The PAYT collection is carried out by the local bodies as well as the private sector, which cashes some of the trash by recycling, composting and some by combustion to generate power and the rest by landfilling.

He said that an independent body, with the title of municipal solid waste authority should be set up for solid waste management, adding that it was a participatory approach which did not leave this social service entirely to the government.

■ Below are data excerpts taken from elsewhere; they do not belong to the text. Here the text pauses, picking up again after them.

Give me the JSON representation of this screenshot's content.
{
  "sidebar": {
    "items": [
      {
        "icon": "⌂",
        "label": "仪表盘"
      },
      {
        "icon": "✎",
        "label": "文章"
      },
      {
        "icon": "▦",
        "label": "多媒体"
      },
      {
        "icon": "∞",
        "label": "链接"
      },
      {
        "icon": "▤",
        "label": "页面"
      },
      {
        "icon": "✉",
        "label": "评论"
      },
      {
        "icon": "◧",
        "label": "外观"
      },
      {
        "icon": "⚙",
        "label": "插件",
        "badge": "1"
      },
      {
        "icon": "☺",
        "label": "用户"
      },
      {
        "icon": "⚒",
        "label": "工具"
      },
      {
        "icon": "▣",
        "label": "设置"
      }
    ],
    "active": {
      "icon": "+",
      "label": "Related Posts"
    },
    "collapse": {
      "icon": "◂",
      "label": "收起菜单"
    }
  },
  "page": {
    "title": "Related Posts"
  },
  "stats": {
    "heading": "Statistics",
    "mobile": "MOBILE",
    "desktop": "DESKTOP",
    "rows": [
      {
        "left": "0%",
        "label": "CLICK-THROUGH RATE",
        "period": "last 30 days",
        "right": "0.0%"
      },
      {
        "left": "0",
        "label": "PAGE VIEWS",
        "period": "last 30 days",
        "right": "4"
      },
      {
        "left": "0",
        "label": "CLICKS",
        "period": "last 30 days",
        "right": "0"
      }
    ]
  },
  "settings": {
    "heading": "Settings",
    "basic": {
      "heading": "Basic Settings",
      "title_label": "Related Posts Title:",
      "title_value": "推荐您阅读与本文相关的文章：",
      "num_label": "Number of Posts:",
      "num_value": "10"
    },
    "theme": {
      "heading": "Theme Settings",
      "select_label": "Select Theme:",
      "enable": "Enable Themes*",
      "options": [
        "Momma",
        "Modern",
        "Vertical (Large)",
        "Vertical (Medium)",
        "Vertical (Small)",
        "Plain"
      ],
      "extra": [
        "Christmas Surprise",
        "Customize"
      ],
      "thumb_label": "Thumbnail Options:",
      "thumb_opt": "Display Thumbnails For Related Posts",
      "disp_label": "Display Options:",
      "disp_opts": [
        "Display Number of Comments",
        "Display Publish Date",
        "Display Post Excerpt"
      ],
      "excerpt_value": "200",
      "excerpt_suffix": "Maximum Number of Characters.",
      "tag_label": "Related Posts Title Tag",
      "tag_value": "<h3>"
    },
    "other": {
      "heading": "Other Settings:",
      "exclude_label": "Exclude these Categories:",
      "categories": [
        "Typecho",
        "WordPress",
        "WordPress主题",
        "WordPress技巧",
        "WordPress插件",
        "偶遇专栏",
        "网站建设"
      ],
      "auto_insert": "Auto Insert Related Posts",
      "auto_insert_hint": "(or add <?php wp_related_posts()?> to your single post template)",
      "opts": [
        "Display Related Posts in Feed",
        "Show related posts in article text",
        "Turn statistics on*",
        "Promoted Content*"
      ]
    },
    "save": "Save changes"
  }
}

Provincial minister for Health and population welfare, Maj Gen (rtd) Ahsan Ahmed, in his speech said that seniors doctors and managers of reputed hospitals in Karachi usually did not go beyond the point of disposal of used syringes, needles and other disposables. He informed that the health department of Sindh was formulating a comprehensive disposal system of hospital waste.

In his opening remarks, Sindh ombudsman Mr Justice (retd) Haziqul Khairi said that during the past two years, he had received a very large number of private complaints pertaining to solid waste and hospital waste and the media, both print and electronic, had highlighted the fatal consequences of the failure and neglect of municipal authorities to deal with them in an effective manner.

He pointed out that out of about 400 hospital, clinics and pathological labs in Karachi only one hospital had its own incinerators while others were dependent on the two incinerators of the city government, one of which was not working.

He said that with the coming of the devolution plan at the grassroots level, headed by elected representatives, it was high time to focus on the real issues, challenges and recommend measures to combat their harmful effects.